OpenVPN private key
-
I am using OpenVPN with user certificate authentication.
When using the client export tool and enabling the option for 'Microsoft Certificate Storage' i am able to generate the .exe.
Afterward, going through the install process its stating that the private key is protected with a password. At no point was i prompted to create a password.
Any idea on how to proceed? -
@michmoor
Windows is expecting password protection on a private key. -
@viragomann Gotcha.
Thats solved.
The next issue is im still able to sign in even though i removed the certificate from my trust store. -
@michmoor said in OpenVPN private key:
im still able to sign in even though i removed the certificate from my trust store.
On the Windows client?
I'd expect, that the client would complain due to missing certificate. -
@viragomann Solved it. the installer correctly intalls the certificate as PCKS12.

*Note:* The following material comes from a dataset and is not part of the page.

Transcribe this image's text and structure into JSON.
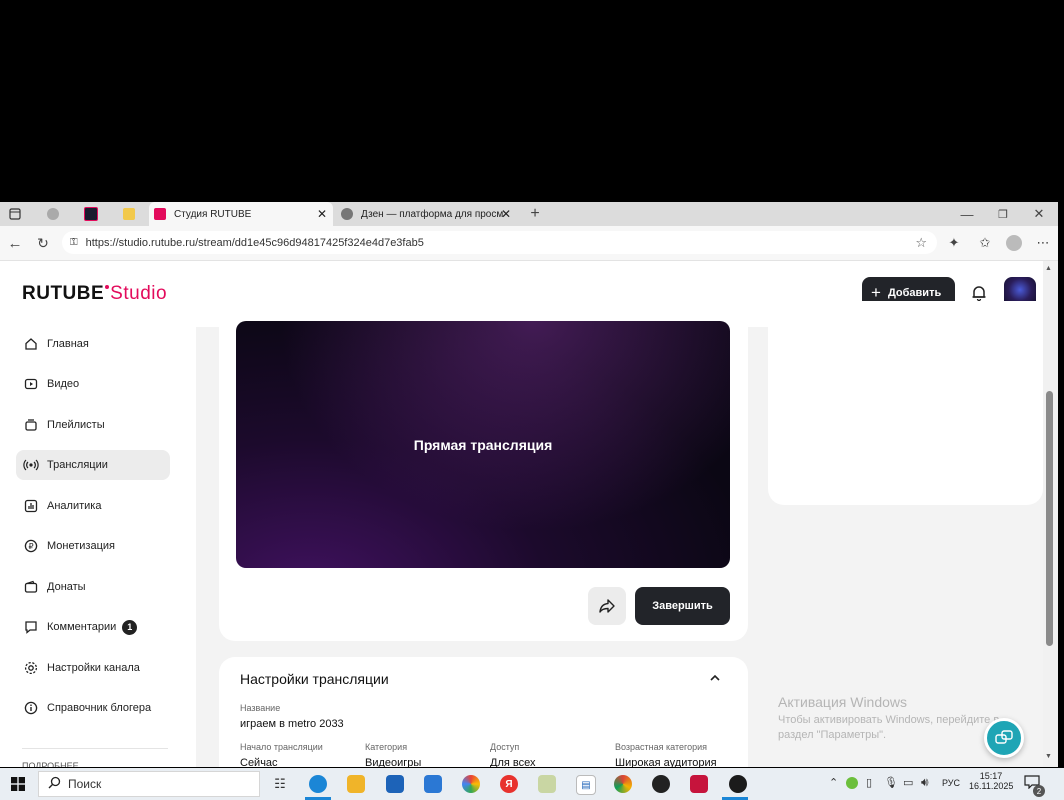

If you remove the cert and attempt to add the user cert back [i have the file on my desktop] the OpenVPN client correctly states it cant find the user cert. Took me a few minutes to realize that the cert exported from the User certificate manager on pfsense is not in the correct format for OpenVPN to read from in the certificate store. -
@michmoor said in OpenVPN private key:
that the cert exported from the User certificate manager on pfsense is not in the correct format for OpenVPN to read from in the certificate store.
You need both on the client, the user cert and the private key. The PKCS12 even contains both.
But I don't know at the moment, how to import them into Windows in this format. But you could put both files into a directory and state them in the .ovpn file. -
@viragomann If i re-run the installer from Clients export in pfsense, then it installs the PCKS12 file i need and in the certificate store. OpenVPN config file is generated to automatically to look at the trust store. So thats what i have been doing to test.
User Cert + 2FA, and no admin rights on this workers laptop...Im happy.